When a router running PIM dense mode first receives multicast packets, it floods the multicast packets to all interfaces listed in the oilist. The router stops forwarding multicast packets on an interface if it receives a prune packet from its neighbor.

In Figure 12-6, the Router R1 receives incoming multicast packets on interface S0. As R1 is running dense mode, it floods the multicast packets to all its oilist interfaces, E0 and S1. Because Router R2 doesn't have any hosts interested in multicast traffic, it sends a PIM prune message toward R1. When R1 receives the PIM prune, it waits for three seconds before it stops forwarding multicast packets for the group to interface E0. This three-second delay allows other routers on the segment to override the prune with a PIM join.

When the interface has been pruned, the router stops forwarding multicast packets for the group to the interface. In Figure 12-6, suppose that Router R2 now has a host that wants to receive multicast packets on interface E1. Router R2 sends a PIM graft packet to Router R1. When Router R1 receives the PIM graft message, it puts its interface E0 into a forwarding state, and multicast traffic flows to Router R2.

If there are two routers on the same LAN interface and both routers have a connection to the source of the multicast stream, both routers potentially could forward multicast packets and cause duplicate packets on the LAN interface. PIM dense mode has an assert mechanism to avoid such scenarios. Figure 12-7 illustrates the PIM assert mechanism.

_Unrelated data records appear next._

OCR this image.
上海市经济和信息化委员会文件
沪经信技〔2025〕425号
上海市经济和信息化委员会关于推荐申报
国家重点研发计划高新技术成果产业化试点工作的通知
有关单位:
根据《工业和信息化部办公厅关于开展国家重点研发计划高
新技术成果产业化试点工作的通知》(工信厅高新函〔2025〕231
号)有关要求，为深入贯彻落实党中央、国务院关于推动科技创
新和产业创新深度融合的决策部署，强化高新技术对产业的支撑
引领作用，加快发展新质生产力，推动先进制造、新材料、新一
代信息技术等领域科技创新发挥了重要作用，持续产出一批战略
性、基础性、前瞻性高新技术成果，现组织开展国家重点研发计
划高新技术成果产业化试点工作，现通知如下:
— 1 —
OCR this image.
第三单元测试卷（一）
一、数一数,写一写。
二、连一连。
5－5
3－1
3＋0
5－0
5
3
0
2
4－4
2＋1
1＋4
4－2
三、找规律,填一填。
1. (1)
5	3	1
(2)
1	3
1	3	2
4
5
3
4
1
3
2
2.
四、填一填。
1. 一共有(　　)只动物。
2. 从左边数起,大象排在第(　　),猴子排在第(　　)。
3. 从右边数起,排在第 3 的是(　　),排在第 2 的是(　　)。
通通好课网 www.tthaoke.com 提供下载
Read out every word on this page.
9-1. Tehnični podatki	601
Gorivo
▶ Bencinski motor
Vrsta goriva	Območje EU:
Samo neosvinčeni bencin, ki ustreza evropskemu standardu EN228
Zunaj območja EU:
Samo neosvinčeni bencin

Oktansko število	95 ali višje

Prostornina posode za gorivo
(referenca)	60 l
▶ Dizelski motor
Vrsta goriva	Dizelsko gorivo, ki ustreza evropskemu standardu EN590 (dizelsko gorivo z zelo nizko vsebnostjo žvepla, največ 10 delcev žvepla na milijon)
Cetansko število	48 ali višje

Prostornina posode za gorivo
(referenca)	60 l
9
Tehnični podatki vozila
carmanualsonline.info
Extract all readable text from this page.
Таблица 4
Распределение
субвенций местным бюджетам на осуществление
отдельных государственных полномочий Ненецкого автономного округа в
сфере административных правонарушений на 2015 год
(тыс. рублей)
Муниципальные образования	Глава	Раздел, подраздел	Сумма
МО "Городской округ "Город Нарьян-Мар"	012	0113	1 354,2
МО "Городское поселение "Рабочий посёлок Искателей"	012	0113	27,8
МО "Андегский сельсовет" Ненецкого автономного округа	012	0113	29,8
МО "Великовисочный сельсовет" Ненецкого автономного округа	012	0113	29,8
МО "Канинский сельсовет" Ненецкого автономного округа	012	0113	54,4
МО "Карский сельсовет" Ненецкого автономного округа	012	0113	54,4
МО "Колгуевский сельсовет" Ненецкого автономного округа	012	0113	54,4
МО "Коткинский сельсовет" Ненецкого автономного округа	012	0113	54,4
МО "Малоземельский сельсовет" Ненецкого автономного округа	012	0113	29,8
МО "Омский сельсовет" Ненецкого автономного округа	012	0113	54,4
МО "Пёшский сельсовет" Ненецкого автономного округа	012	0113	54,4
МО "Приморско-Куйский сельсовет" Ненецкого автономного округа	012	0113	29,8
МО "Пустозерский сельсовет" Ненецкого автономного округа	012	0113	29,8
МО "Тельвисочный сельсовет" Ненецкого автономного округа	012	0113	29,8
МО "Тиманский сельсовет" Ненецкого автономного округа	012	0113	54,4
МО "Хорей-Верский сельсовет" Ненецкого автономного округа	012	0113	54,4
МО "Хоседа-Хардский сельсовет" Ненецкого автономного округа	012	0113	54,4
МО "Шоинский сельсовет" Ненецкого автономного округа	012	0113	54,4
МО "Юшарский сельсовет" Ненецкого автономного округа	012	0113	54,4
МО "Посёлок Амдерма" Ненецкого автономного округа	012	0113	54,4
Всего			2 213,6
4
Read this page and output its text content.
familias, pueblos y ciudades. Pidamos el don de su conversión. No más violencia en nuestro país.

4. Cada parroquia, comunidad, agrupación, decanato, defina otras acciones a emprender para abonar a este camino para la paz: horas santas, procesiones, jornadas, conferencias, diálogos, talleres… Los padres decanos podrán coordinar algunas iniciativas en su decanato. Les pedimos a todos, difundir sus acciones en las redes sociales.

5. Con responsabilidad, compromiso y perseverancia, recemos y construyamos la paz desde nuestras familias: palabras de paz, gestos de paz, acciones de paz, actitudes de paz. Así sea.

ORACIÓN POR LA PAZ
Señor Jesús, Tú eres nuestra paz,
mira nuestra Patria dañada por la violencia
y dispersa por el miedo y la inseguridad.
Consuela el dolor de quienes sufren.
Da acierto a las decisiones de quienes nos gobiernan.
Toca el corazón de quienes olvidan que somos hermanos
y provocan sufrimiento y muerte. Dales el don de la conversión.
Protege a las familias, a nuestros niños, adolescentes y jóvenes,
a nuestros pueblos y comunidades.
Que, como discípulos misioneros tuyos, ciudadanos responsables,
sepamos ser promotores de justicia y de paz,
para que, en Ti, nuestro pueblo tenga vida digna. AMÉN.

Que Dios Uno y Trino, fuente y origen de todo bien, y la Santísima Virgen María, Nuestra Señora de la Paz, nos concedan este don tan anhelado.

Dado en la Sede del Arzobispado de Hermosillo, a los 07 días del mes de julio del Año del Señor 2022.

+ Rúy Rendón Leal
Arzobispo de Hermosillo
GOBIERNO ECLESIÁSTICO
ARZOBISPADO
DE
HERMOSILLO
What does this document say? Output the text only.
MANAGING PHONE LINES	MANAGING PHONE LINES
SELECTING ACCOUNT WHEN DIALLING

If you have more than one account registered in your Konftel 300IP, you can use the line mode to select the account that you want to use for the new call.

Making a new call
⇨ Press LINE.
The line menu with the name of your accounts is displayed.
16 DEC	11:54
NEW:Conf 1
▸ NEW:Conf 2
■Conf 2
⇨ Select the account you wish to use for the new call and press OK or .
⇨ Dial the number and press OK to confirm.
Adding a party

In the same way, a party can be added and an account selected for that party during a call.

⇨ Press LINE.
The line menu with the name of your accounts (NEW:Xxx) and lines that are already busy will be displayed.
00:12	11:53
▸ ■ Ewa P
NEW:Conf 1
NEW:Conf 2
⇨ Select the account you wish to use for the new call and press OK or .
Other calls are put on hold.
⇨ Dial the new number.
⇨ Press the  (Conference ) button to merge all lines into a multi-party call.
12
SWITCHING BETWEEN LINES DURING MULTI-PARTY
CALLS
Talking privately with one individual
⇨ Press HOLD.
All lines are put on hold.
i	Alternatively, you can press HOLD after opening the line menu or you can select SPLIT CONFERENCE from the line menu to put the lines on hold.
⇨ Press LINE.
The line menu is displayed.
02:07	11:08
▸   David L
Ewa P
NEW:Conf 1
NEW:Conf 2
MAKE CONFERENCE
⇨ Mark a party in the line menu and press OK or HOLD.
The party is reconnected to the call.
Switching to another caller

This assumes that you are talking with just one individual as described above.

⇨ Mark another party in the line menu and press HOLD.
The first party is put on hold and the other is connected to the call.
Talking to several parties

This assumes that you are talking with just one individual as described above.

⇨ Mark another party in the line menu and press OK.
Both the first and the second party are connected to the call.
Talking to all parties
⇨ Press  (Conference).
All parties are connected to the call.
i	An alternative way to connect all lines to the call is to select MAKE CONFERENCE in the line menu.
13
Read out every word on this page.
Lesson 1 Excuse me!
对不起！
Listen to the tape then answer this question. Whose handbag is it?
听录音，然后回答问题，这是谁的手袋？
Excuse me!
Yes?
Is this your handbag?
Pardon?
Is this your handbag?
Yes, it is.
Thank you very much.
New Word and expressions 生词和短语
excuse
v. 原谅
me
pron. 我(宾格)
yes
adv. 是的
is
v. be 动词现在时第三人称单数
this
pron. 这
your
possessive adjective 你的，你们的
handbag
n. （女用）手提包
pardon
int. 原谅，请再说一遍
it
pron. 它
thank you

In the absence of the PIM assert process, both routers forward multicast packets onto interface E0. This causes duplicate packets on the LAN interface. With the assert mech-anism, both routers send the PIM assert packet with the unicast routing distance and metric to the source of the multicast stream. The router with the best unicast route to the source wins and starts forwarding the multicast packets. The router that loses the assert battle prunes the outgoing interface. If a tie is on the unicast routing metric, the router with the highest IP address wins the assert. This way, only one router is actively forwarding the multicast traffic.